Dans cette continuité, ce projet de loi est engagé en procédure accélérée par le gouvernement tellement l’urgence, dans ce monde en déliquescence, est de contraindre les salarié·es à travailler le 1er mai. Tout y passe : affaiblissement de l’ordre public où le 1er Mai verra son statut particulier affaibli, inversion de la hiérarchie des normes où la pression va être mise sur les représentants syndicaux des branches alors même que la convention collective des boulangeries pâtisseries traite à part ce 11ème jour férié qu’est le 1er mai. C’est d’ailleurs ce qu’a rappelé l’intersyndicale CGT et CFDT de la branche en s’exprimant clairement : “Pas touche au 1er mai !”.

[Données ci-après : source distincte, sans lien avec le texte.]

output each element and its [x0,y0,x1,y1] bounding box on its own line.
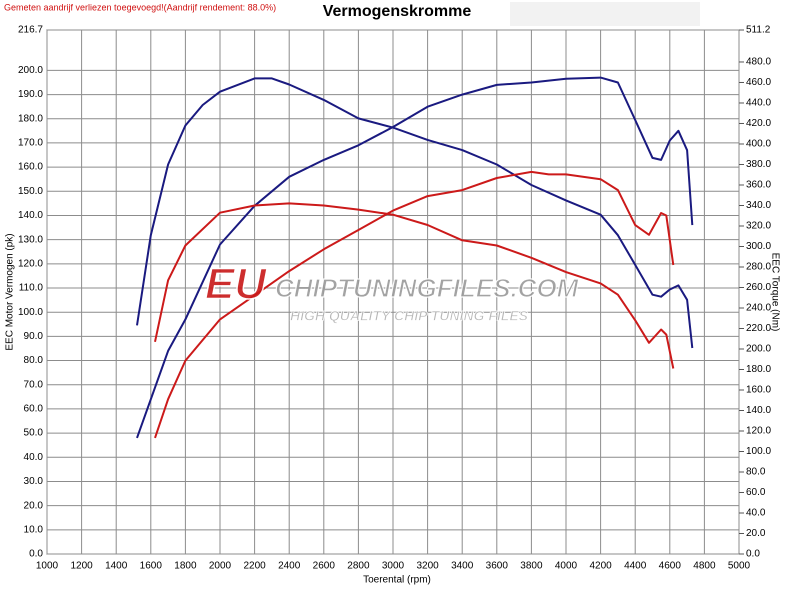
y-tick-label: 110.0 [19,283,44,294]
y2-tick-label: 460.0 [746,77,771,88]
y-tick-label: 60.0 [24,404,44,415]
header-note: Gemeten aandrijf verliezen toegevoegd!(A… [4,2,276,12]
y2-tick-label: 20.0 [746,528,766,539]
y2-tick-label: 511.2 [746,25,771,36]
x-tick-label: 5000 [728,561,751,572]
x-tick-label: 4000 [555,561,578,572]
y2-tick-label: 120.0 [746,426,771,437]
watermark-tagline: HIGH QUALITY CHIP TUNING FILES [290,308,529,324]
x-tick-label: 1600 [140,561,163,572]
y-tick-label: 216.7 [18,25,43,36]
y-tick-label: 40.0 [24,452,44,463]
y2-tick-label: 140.0 [746,405,771,416]
y-tick-label: 150.0 [18,186,43,197]
y-axis-title: EEC Motor Vermogen (pk) [5,233,16,350]
x-tick-label: 4800 [693,561,716,572]
y-tick-label: 200.0 [18,65,43,76]
watermark-site: CHIPTUNINGFILES.COM [275,273,580,303]
y2-tick-label: 320.0 [746,221,771,232]
y-tick-label: 30.0 [24,476,44,487]
y2-tick-label: 220.0 [746,323,771,334]
y2-axis-title: EEC Torque (Nm) [769,253,780,332]
x-tick-label: 4400 [624,561,647,572]
y2-tick-label: 360.0 [746,180,771,191]
y2-tick-label: 400.0 [746,139,771,150]
series-line [154,170,675,439]
y2-tick-label: 340.0 [746,200,771,211]
y-tick-label: 120.0 [18,258,43,269]
x-tick-label: 1800 [174,561,197,572]
y2-tick-label: 480.0 [746,57,771,68]
y-tick-label: 90.0 [24,331,44,342]
x-tick-label: 3400 [451,561,474,572]
y2-tick-label: 40.0 [746,508,766,519]
series-line [136,77,694,349]
y-tick-label: 100.0 [18,307,43,318]
y-tick-label: 80.0 [24,355,44,366]
y-tick-label: 160.0 [18,162,43,173]
x-tick-label: 4600 [659,561,682,572]
x-tick-label: 1400 [105,561,128,572]
y2-tick-label: 260.0 [746,282,771,293]
y-tick-label: 20.0 [24,500,44,511]
y-tick-label: 170.0 [18,138,43,149]
x-tick-label: 1200 [70,561,93,572]
x-tick-label: 3800 [520,561,543,572]
x-tick-label: 3000 [382,561,405,572]
y2-tick-label: 420.0 [746,118,771,129]
y-tick-label: 10.0 [24,524,44,535]
y2-tick-label: 440.0 [746,98,771,109]
y-tick-label: 50.0 [24,428,44,439]
x-axis-title: Toerental (rpm) [363,575,431,586]
y-tick-label: 70.0 [24,379,44,390]
y2-tick-label: 160.0 [746,385,771,396]
chart-title: Vermogenskromme [323,3,472,20]
header-box [510,2,700,26]
watermark-brand: EU [205,260,267,309]
y-tick-label: 190.0 [18,89,43,100]
y2-tick-label: 380.0 [746,159,771,170]
y2-tick-label: 200.0 [746,344,771,355]
grid [46,29,744,555]
watermark: EU CHIPTUNINGFILES.COM HIGH QUALITY CHIP… [204,259,580,324]
y2-tick-label: 300.0 [746,241,771,252]
x-tick-label: 3200 [416,561,439,572]
y2-tick-label: 180.0 [746,364,771,375]
x-tick-label: 2600 [313,561,336,572]
x-tick-label: 2200 [243,561,266,572]
y2-tick-label: 80.0 [746,467,766,478]
x-tick-label: 2400 [278,561,301,572]
y-tick-label: 140.0 [18,210,43,221]
y2-tick-label: 240.0 [746,303,771,314]
x-tick-label: 2800 [347,561,370,572]
x-tick-label: 2000 [209,561,232,572]
x-tick-label: 4200 [589,561,612,572]
y2-tick-label: 280.0 [746,262,771,273]
y-tick-label: 0.0 [29,549,43,560]
y-tick-label: 180.0 [18,113,43,124]
series-line [154,202,675,369]
x-tick-label: 1000 [36,561,59,572]
y2-tick-label: 100.0 [746,446,771,457]
y2-tick-label: 60.0 [746,487,766,498]
lines [136,76,694,439]
y-tick-label: 130.0 [18,234,43,245]
series-line [136,76,694,439]
y2-tick-label: 0.0 [746,549,760,560]
x-tick-label: 3600 [486,561,509,572]
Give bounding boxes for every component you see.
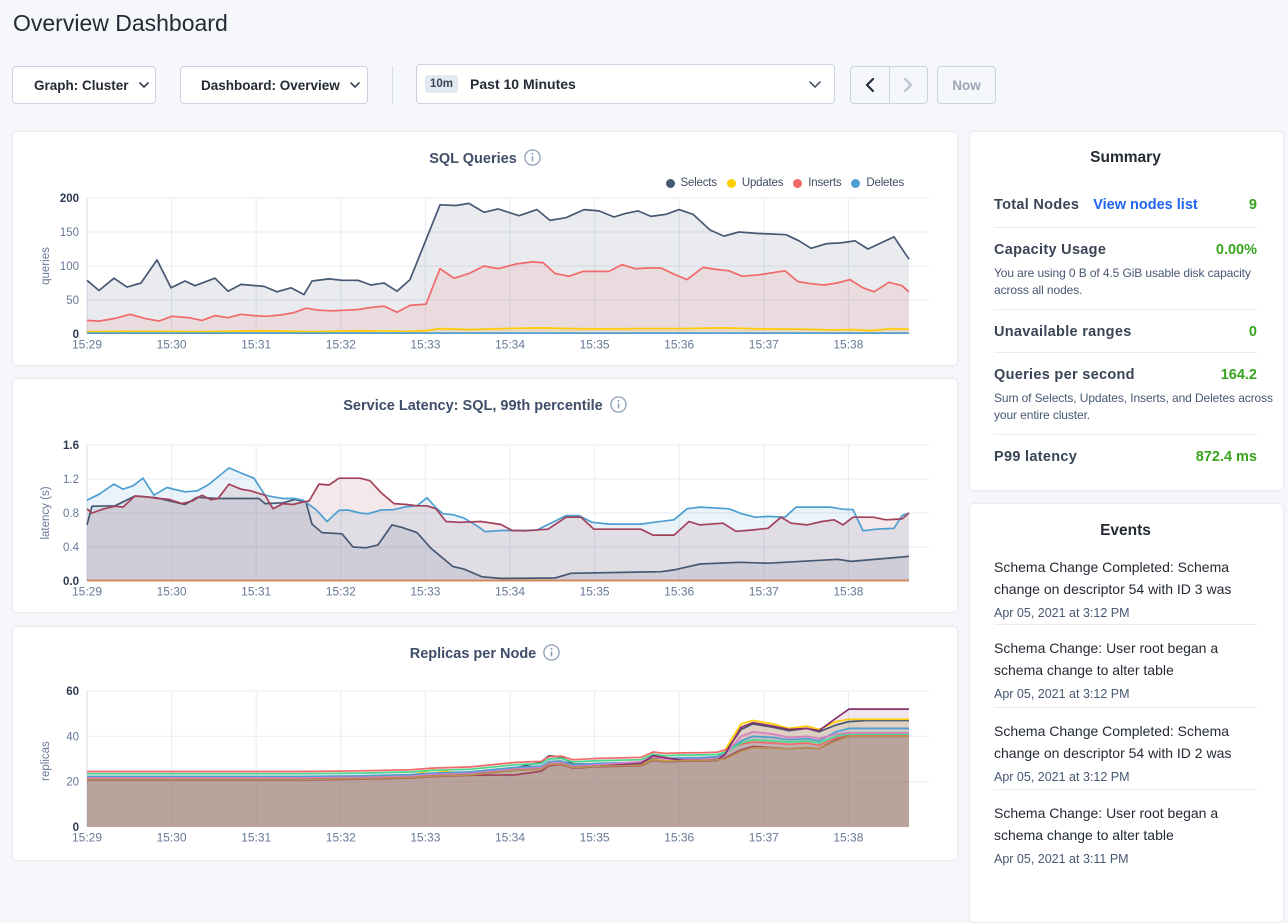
svg-text:1.2: 1.2 — [63, 474, 79, 486]
svg-text:15:35: 15:35 — [580, 831, 610, 845]
svg-text:15:32: 15:32 — [326, 831, 356, 845]
svg-text:15:37: 15:37 — [749, 338, 779, 352]
svg-text:50: 50 — [66, 295, 79, 307]
svg-text:40: 40 — [66, 731, 79, 743]
svg-text:100: 100 — [60, 261, 79, 273]
svg-text:60: 60 — [66, 686, 79, 698]
svg-text:15:29: 15:29 — [72, 338, 102, 352]
svg-text:150: 150 — [60, 227, 79, 239]
svg-text:0.4: 0.4 — [63, 542, 80, 554]
svg-text:15:35: 15:35 — [580, 338, 610, 352]
svg-text:15:30: 15:30 — [157, 831, 187, 845]
svg-text:15:32: 15:32 — [326, 585, 356, 599]
svg-text:15:37: 15:37 — [749, 831, 779, 845]
svg-text:0: 0 — [73, 329, 79, 341]
svg-text:15:33: 15:33 — [410, 585, 440, 599]
svg-text:15:30: 15:30 — [157, 338, 187, 352]
svg-text:0: 0 — [73, 822, 79, 834]
svg-text:15:38: 15:38 — [833, 585, 863, 599]
svg-text:15:37: 15:37 — [749, 585, 779, 599]
svg-text:15:35: 15:35 — [580, 585, 610, 599]
svg-text:200: 200 — [60, 193, 79, 205]
svg-text:15:34: 15:34 — [495, 831, 525, 845]
svg-text:15:38: 15:38 — [833, 338, 863, 352]
svg-text:15:30: 15:30 — [157, 585, 187, 599]
svg-text:15:34: 15:34 — [495, 585, 525, 599]
svg-text:15:29: 15:29 — [72, 585, 102, 599]
svg-text:15:33: 15:33 — [410, 338, 440, 352]
svg-text:15:31: 15:31 — [241, 585, 271, 599]
svg-text:0.8: 0.8 — [63, 508, 79, 520]
svg-text:15:29: 15:29 — [72, 831, 102, 845]
svg-text:15:32: 15:32 — [326, 338, 356, 352]
svg-text:20: 20 — [66, 777, 79, 789]
svg-text:15:31: 15:31 — [241, 338, 271, 352]
svg-text:15:31: 15:31 — [241, 831, 271, 845]
svg-text:15:36: 15:36 — [664, 585, 694, 599]
svg-text:15:38: 15:38 — [833, 831, 863, 845]
svg-text:15:36: 15:36 — [664, 831, 694, 845]
svg-text:1.6: 1.6 — [63, 440, 79, 452]
svg-text:0.0: 0.0 — [63, 576, 79, 588]
svg-text:15:34: 15:34 — [495, 338, 525, 352]
svg-text:15:36: 15:36 — [664, 338, 694, 352]
svg-text:15:33: 15:33 — [410, 831, 440, 845]
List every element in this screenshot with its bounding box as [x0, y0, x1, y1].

1er mai, dernière journée où les grands groupes ne peuvent pas concurrencer le petit commerce indépendant de proximité
Le problème des artisans boulangers ce sont les supermarchés qui ouvrent et vendent du pain 7 jours sur 7, alors que la loi permet aux préfets d’obliger ces artisans de fermer une journée par semaine pour se reposer et limiter la concurrence des grands groupes. Comble de la situation, un projet de loi a même été récemment proposé, avant d’être retiré, pour pouvoir vendre du pain 7 jours par semaine ce qui aurait été à l’encontre de l’intérêt des artisans indépendants. Autre difficulté, les hausses des prix de l’énergie depuis qu’elle est dérégulée ; ils devraient justement soutenir la proposition d’un service public de l’énergie portée par la CGT. Les artisans sont aussi confrontés aux coûts des matières premières tirés eux aussi de la hausse par la spéculation. Enfin, le petit commerce indépendant en difficulté dans les quartiers populaires et les villages, dernier maillon après les services publics, n’a pas de souci pour ouvrir le 1er mai et ne pas se faire concurrencer par les grandes enseignes dès lors qu’il ne fait pas travailler ce jour-là les salariés ! D’ailleurs, alors que près du tiers des artisans boulangers n’ont pas de salarié·es, que la majorité des entités sont familiales, on mesure à qui va profiter cette loi : plus la structure est importante et a des salarié·es, plus elle sera favorisée.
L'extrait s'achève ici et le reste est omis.